Recently, Mozilla has quietly made it easier to switch to Firefox on Windows. Although Microsoft provides a way to switch the default browser on Windows 10, it is more cumbersome than a simple one-click switch to Edge. This one-click process is not available to people outside of Microsoft, and Mozilla seems to be tired of this situation.
In version 91 of the Firefox browser released on August 10, Mozilla reverse-engineered the way that Microsoft set Edge as the default in Windows 10 and enabled the Firefox browser to quickly make itself the default. Before this change, users of the Firefox browser will be sent to the Windows 10 settings section, and then you choose the Firefox browser as the default browser, thereby ignoring the request from Microsoft Windows to keep the default settings of Edge.

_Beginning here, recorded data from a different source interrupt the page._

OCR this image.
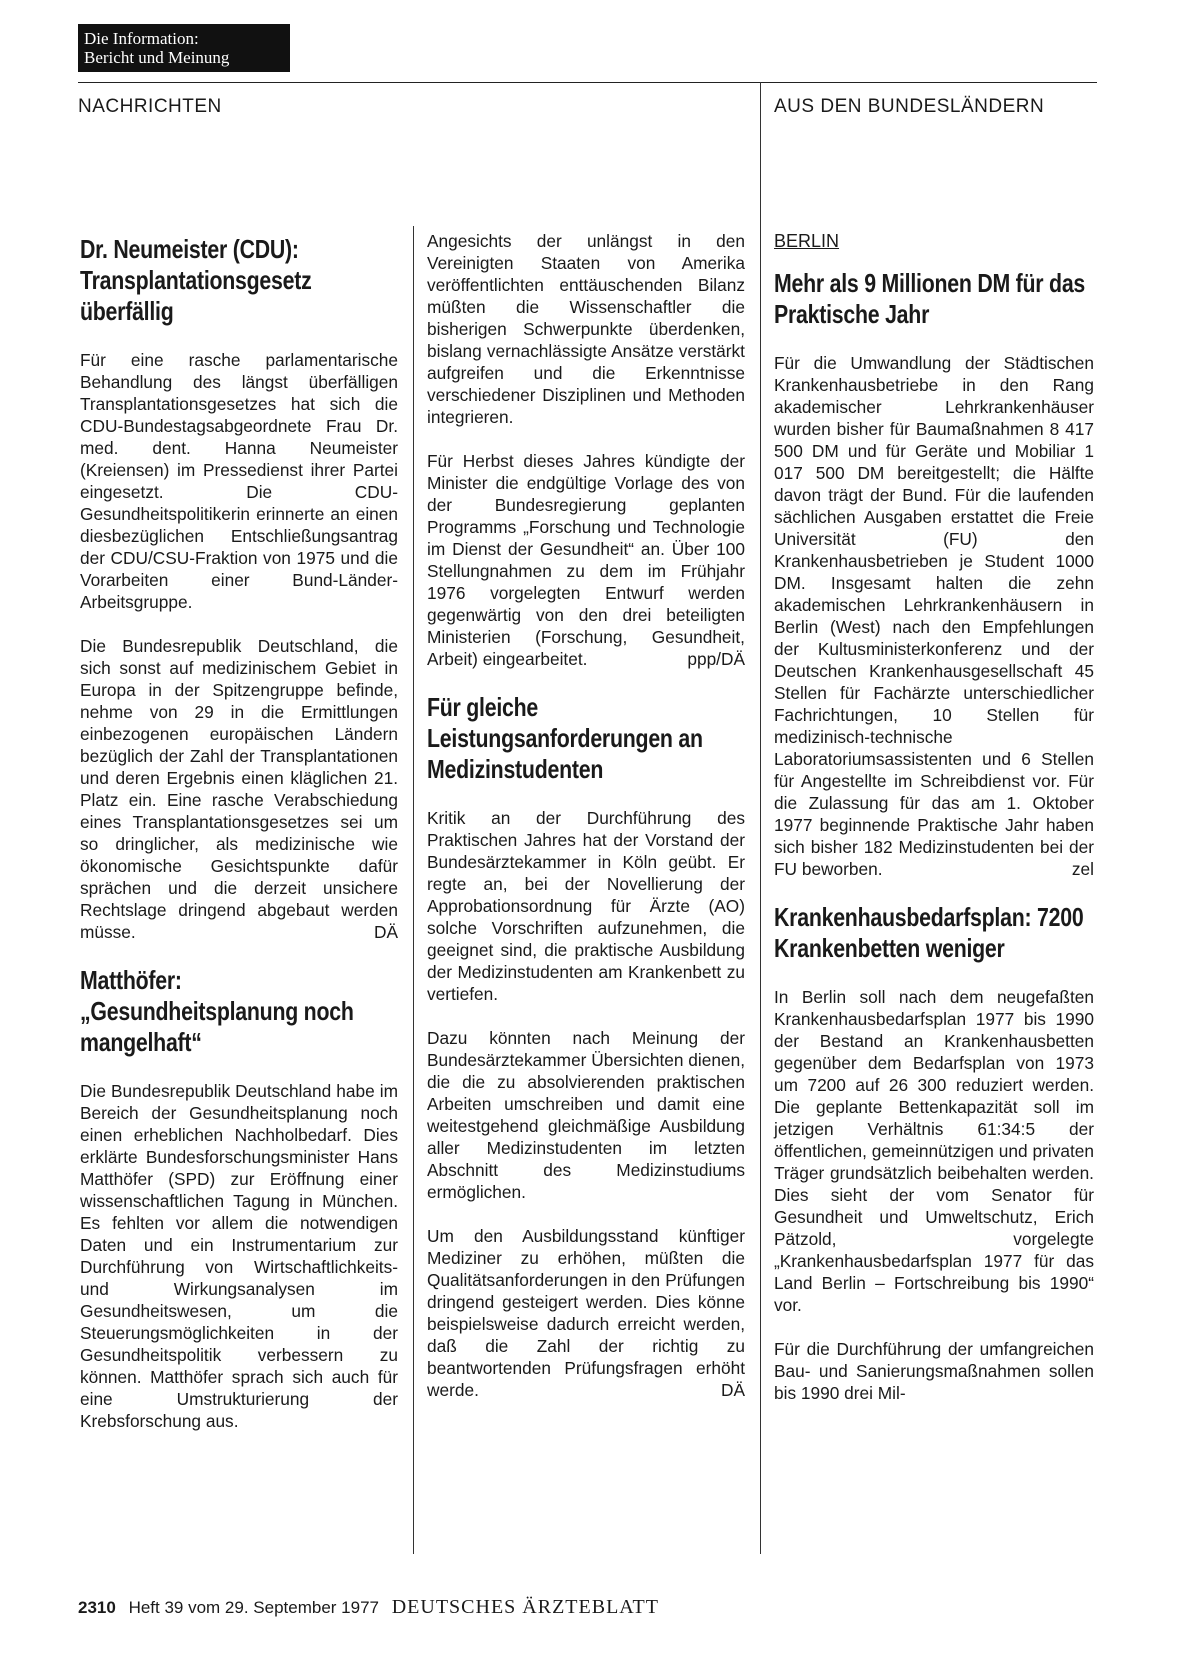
Die Information:
Bericht und Meinung
NACHRICHTEN	AUS DEN BUNDESLÄNDERN
Dr. Neumeister (CDU): Transplantationsgesetz überfällig

Für eine rasche parlamentarische Behandlung des längst überfälligen Transplantationsgesetzes hat sich die CDU-Bundestagsabgeordnete Frau Dr. med. dent. Hanna Neumeister (Kreiensen) im Pressedienst ihrer Partei eingesetzt. Die CDU-Gesundheitspolitikerin erinnerte an einen diesbezüglichen Entschließungsantrag der CDU/CSU-Fraktion von 1975 und die Vorarbeiten einer Bund-Länder-Arbeitsgruppe.

Die Bundesrepublik Deutschland, die sich sonst auf medizinischem Gebiet in Europa in der Spitzengruppe befinde, nehme von 29 in die Ermittlungen einbezogenen europäischen Ländern bezüglich der Zahl der Transplantationen und deren Ergebnis einen kläglichen 21. Platz ein. Eine rasche Verabschiedung eines Transplantationsgesetzes sei um so dringlicher, als medizinische wie ökonomische Gesichtspunkte dafür sprächen und die derzeit unsichere Rechtslage dringend abgebaut werden müsse.	DÄ

Matthöfer: „Gesundheitsplanung noch mangelhaft“

Die Bundesrepublik Deutschland habe im Bereich der Gesundheitsplanung noch einen erheblichen Nachholbedarf. Dies erklärte Bundesforschungsminister Hans Matthöfer (SPD) zur Eröffnung einer wissenschaftlichen Tagung in München. Es fehlten vor allem die notwendigen Daten und ein Instrumentarium zur Durchführung von Wirtschaftlichkeits- und Wirkungsanalysen im Gesundheitswesen, um die Steuerungsmöglichkeiten in der Gesundheitspolitik verbessern zu können. Matthöfer sprach sich auch für eine Umstrukturierung der Krebsforschung aus.

Angesichts der unlängst in den Vereinigten Staaten von Amerika veröffentlichten enttäuschenden Bilanz müßten die Wissenschaftler die bisherigen Schwerpunkte überdenken, bislang vernachlässigte Ansätze verstärkt aufgreifen und die Erkenntnisse verschiedener Disziplinen und Methoden integrieren.

Für Herbst dieses Jahres kündigte der Minister die endgültige Vorlage des von der Bundesregierung geplanten Programms „Forschung und Technologie im Dienst der Gesundheit“ an. Über 100 Stellungnahmen zu dem im Frühjahr 1976 vorgelegten Entwurf werden gegenwärtig von den drei beteiligten Ministerien (Forschung, Gesundheit, Arbeit) eingearbeitet.	ppp/DÄ

Für gleiche Leistungsanforderungen an Medizinstudenten

Kritik an der Durchführung des Praktischen Jahres hat der Vorstand der Bundesärztekammer in Köln geübt. Er regte an, bei der Novellierung der Approbationsordnung für Ärzte (AO) solche Vorschriften aufzunehmen, die geeignet sind, die praktische Ausbildung der Medizinstudenten am Krankenbett zu vertiefen.

Dazu könnten nach Meinung der Bundesärztekammer Übersichten dienen, die die zu absolvierenden praktischen Arbeiten umschreiben und damit eine weitestgehend gleichmäßige Ausbildung aller Medizinstudenten im letzten Abschnitt des Medizinstudiums ermöglichen.

Um den Ausbildungsstand künftiger Mediziner zu erhöhen, müßten die Qualitätsanforderungen in den Prüfungen dringend gesteigert werden. Dies könne beispielsweise dadurch erreicht werden, daß die Zahl der richtig zu beantwortenden Prüfungsfragen erhöht werde.	DÄ

BERLIN
Mehr als 9 Millionen DM für das Praktische Jahr

Für die Umwandlung der Städtischen Krankenhausbetriebe in den Rang akademischer Lehrkrankenhäuser wurden bisher für Baumaßnahmen 8 417 500 DM und für Geräte und Mobiliar 1 017 500 DM bereitgestellt; die Hälfte davon trägt der Bund. Für die laufenden sächlichen Ausgaben erstattet die Freie Universität (FU) den Krankenhausbetrieben je Student 1000 DM. Insgesamt halten die zehn akademischen Lehrkrankenhäusern in Berlin (West) nach den Empfehlungen der Kultusministerkonferenz und der Deutschen Krankenhausgesellschaft 45 Stellen für Fachärzte unterschiedlicher Fachrichtungen, 10 Stellen für medizinisch-technische Laboratoriumsassistenten und 6 Stellen für Angestellte im Schreibdienst vor. Für die Zulassung für das am 1. Oktober 1977 beginnende Praktische Jahr haben sich bisher 182 Medizinstudenten bei der FU beworben.	zel

Krankenhausbedarfsplan: 7200 Krankenbetten weniger

In Berlin soll nach dem neugefaßten Krankenhausbedarfsplan 1977 bis 1990 der Bestand an Krankenhausbetten gegenüber dem Bedarfsplan von 1973 um 7200 auf 26 300 reduziert werden. Die geplante Bettenkapazität soll im jetzigen Verhältnis 61:34:5 der öffentlichen, gemeinnützigen und privaten Träger grundsätzlich beibehalten werden. Dies sieht der vom Senator für Gesundheit und Umweltschutz, Erich Pätzold, vorgelegte „Krankenhausbedarfsplan 1977 für das Land Berlin – Fortschreibung bis 1990“ vor.

Für die Durchführung der umfangreichen Bau- und Sanierungsmaßnahmen sollen bis 1990 drei Mil-

2310 Heft 39 vom 29. September 1977 DEUTSCHES ÄRZTEBLATT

Mozilla’s reverse developing means that you can now set the Firefox browser as the default browser in the browser, and it does all the work in the background without additional prompts. This circumvents Microsoft’s protection measures for its own browser. The company established this protection measure in Windows 10, claiming to ensure that malware cannot hijack default applications, and Microsoft has made this process more difficult in Windows 11.

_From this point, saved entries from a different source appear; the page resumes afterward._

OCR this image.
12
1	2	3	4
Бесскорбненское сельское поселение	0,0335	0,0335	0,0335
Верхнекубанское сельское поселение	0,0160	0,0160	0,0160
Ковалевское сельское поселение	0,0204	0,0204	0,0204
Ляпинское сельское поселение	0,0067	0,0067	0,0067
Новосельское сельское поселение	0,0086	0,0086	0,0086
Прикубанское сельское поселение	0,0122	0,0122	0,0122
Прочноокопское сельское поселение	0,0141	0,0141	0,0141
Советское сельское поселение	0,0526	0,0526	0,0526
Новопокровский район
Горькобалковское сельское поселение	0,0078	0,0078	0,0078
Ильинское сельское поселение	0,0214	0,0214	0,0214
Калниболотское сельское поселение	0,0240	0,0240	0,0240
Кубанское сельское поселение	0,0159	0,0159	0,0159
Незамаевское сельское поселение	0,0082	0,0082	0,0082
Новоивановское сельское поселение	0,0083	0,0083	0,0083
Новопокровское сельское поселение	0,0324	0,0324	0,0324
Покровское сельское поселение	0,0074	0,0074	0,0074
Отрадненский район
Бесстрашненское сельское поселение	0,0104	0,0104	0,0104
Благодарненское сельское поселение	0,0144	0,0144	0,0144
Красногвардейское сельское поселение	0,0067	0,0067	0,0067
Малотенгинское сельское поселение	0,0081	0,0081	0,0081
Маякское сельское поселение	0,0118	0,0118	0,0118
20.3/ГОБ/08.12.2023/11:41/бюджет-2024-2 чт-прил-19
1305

People should be able to set default values simply and easily, but they don’t, a Mozilla spokesperson said in a statement. All operating systems should provide official developer support for the default state so that people can easily set their applications to the default state. Since this did not happen on Windows 10 and 11, the Firefox browser relies on Windows Other aspects of the environment provide people with an experience similar to what Windows provides for Edge.

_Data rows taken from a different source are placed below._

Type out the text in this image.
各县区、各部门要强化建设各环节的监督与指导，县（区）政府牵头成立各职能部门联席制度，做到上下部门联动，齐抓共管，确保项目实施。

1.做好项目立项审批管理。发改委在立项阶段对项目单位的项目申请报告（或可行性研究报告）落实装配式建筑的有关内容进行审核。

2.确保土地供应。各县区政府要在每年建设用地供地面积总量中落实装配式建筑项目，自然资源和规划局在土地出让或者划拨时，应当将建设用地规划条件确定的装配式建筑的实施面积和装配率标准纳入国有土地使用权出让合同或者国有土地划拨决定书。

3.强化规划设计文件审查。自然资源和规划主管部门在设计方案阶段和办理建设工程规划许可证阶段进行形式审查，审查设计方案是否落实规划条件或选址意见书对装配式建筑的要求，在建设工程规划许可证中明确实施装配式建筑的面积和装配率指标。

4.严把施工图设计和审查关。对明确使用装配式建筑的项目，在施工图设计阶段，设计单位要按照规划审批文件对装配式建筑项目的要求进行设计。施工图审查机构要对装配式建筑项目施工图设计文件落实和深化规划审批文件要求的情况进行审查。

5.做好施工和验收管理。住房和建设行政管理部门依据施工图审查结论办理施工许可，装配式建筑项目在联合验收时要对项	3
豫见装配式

Since the open letter to Microsoft in 2015, Mozilla has been trying to persuade Microsoft to improve the default browser settings in Windows, but it is clear that Microsoft has not responded to this, but it has made it more difficult for Windows 11 to switch the default browser. This seems to have exceeded the limits of Mozilla’s endurance, so Mozilla began to implement its changes in Firefox shortly after the unveiling of Windows 11 in June.
So far, Google, Vivaldi, Opera and other Chromium-based browsers have not followed the pace of Mozilla, and it is unclear how Microsoft will respond. Microsoft does have some real security-related reasons to protect against anti-hijacking malware, but by allowing Edge to easily switch defaults, it undermines the level playing field for rival browser vendors.